Jun 9, 2015, 5:27 PM

316: Storyteller shoes

316: Storyteller shoes

TEHRAN, Jun. 09 (MNA) – Iranian cinemas are currently screening Peyman Haghani’s 316, an artistic, non-commercial film that only shows the viewer the changing shoes.

Peyman Haghani’s latest feature film 316 enjoys a unique style of narration through one woman’s singular passion for shoes as she recalls her life in voiceover, from a childhood interrupted by revolution and war, through adulthood, motherhood and old age.

“I don't care what people look like, but what shoes they wear,” says the narrator of this Iranian film.

316 is Haghani’s second feature film (the first being A Man Who Ate His Cherries) which employs playful and inventive images framed entirely around people’s footwear. It never shows the faces of the actors and the whole story is narrated through shoes, hands and legs that are at our side from birth to death but we rarely give them much attention.

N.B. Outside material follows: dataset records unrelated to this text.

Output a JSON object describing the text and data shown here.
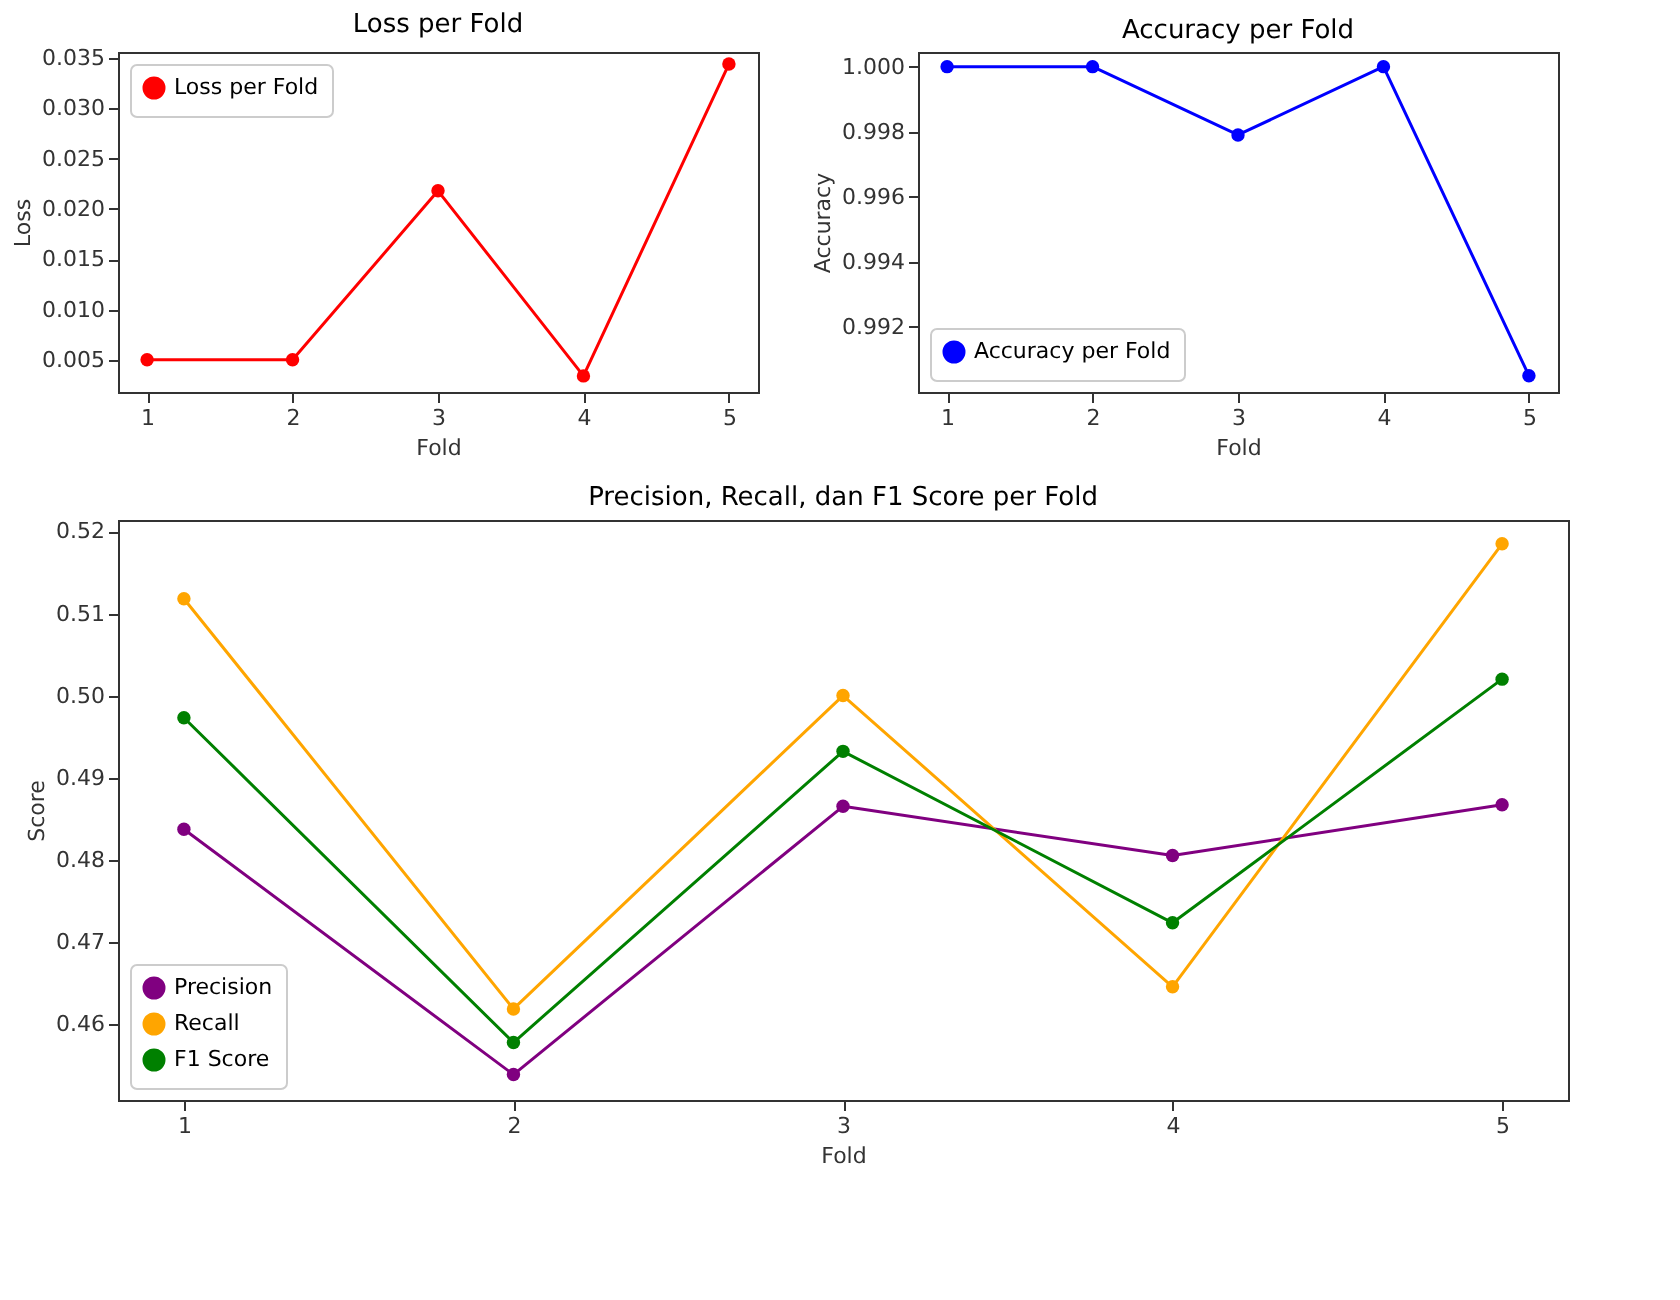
{
  "chart_data": [
    {
      "type": "line",
      "title": "Loss per Fold",
      "xlabel": "Fold",
      "ylabel": "Loss",
      "x": [
        1,
        2,
        3,
        4,
        5
      ],
      "xlim": [
        0.8,
        5.2
      ],
      "xticks": [
        1,
        2,
        3,
        4,
        5
      ],
      "ylim": [
        0.0018,
        0.0356
      ],
      "yticks": [
        {
          "value": 0.005,
          "label": "0.005"
        },
        {
          "value": 0.01,
          "label": "0.010"
        },
        {
          "value": 0.015,
          "label": "0.015"
        },
        {
          "value": 0.02,
          "label": "0.020"
        },
        {
          "value": 0.025,
          "label": "0.025"
        },
        {
          "value": 0.03,
          "label": "0.030"
        },
        {
          "value": 0.035,
          "label": "0.035"
        }
      ],
      "legend": "top left",
      "marker": "circle",
      "grid": false,
      "series": [
        {
          "name": "Loss per Fold",
          "color": "#ff0000",
          "values": [
            0.005,
            0.005,
            0.0218,
            0.0034,
            0.0344
          ]
        }
      ]
    },
    {
      "type": "line",
      "title": "Accuracy per Fold",
      "xlabel": "Fold",
      "ylabel": "Accuracy",
      "x": [
        1,
        2,
        3,
        4,
        5
      ],
      "xlim": [
        0.8,
        5.2
      ],
      "xticks": [
        1,
        2,
        3,
        4,
        5
      ],
      "ylim": [
        0.99,
        1.00045
      ],
      "yticks": [
        0.992,
        0.994,
        0.996,
        0.998,
        {
          "value": 1.0,
          "label": "1.000"
        }
      ],
      "legend": "bottom left",
      "marker": "circle",
      "grid": false,
      "series": [
        {
          "name": "Accuracy per Fold",
          "color": "#0000ff",
          "values": [
            1.0,
            1.0,
            0.9979,
            1.0,
            0.9905
          ]
        }
      ]
    },
    {
      "type": "line",
      "title": "Precision, Recall, dan F1 Score per Fold",
      "xlabel": "Fold",
      "ylabel": "Score",
      "x": [
        1,
        2,
        3,
        4,
        5
      ],
      "xlim": [
        0.8,
        5.2
      ],
      "xticks": [
        1,
        2,
        3,
        4,
        5
      ],
      "ylim": [
        0.4507,
        0.5214
      ],
      "yticks": [
        0.46,
        0.47,
        0.48,
        0.49,
        {
          "value": 0.5,
          "label": "0.50"
        },
        0.51,
        0.52
      ],
      "legend": "bottom left",
      "marker": "circle",
      "grid": false,
      "series": [
        {
          "name": "Precision",
          "color": "#800080",
          "values": [
            0.4837,
            0.4538,
            0.4865,
            0.4805,
            0.4867
          ]
        },
        {
          "name": "Recall",
          "color": "#ffa500",
          "values": [
            0.5118,
            0.4618,
            0.5,
            0.4645,
            0.5185
          ]
        },
        {
          "name": "F1 Score",
          "color": "#008000",
          "values": [
            0.4973,
            0.4577,
            0.4932,
            0.4723,
            0.502
          ]
        }
      ]
    }
  ]
}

316 refers to the 316 pairs of shoes the protagonist has worn in her life; shoes that change as she ages and as the political situation changes around her.

The film encompasses a snippet of the history of Iran, from the 1979 Islamic Revolution to the terrible war with Saddam Hussein’s Iraq to the contemporary Iran.

316 has also enjoyed international exposure thanks to various film festivals in Germany, San Francisco and Prague.

The Art & Experience group is currently screening the film in various cinemas including Farhang, Azadi, Kourosh, Cinema Musuem, and Iranian Artists Forum in Tehran as well as a number of cinemas in other provinces.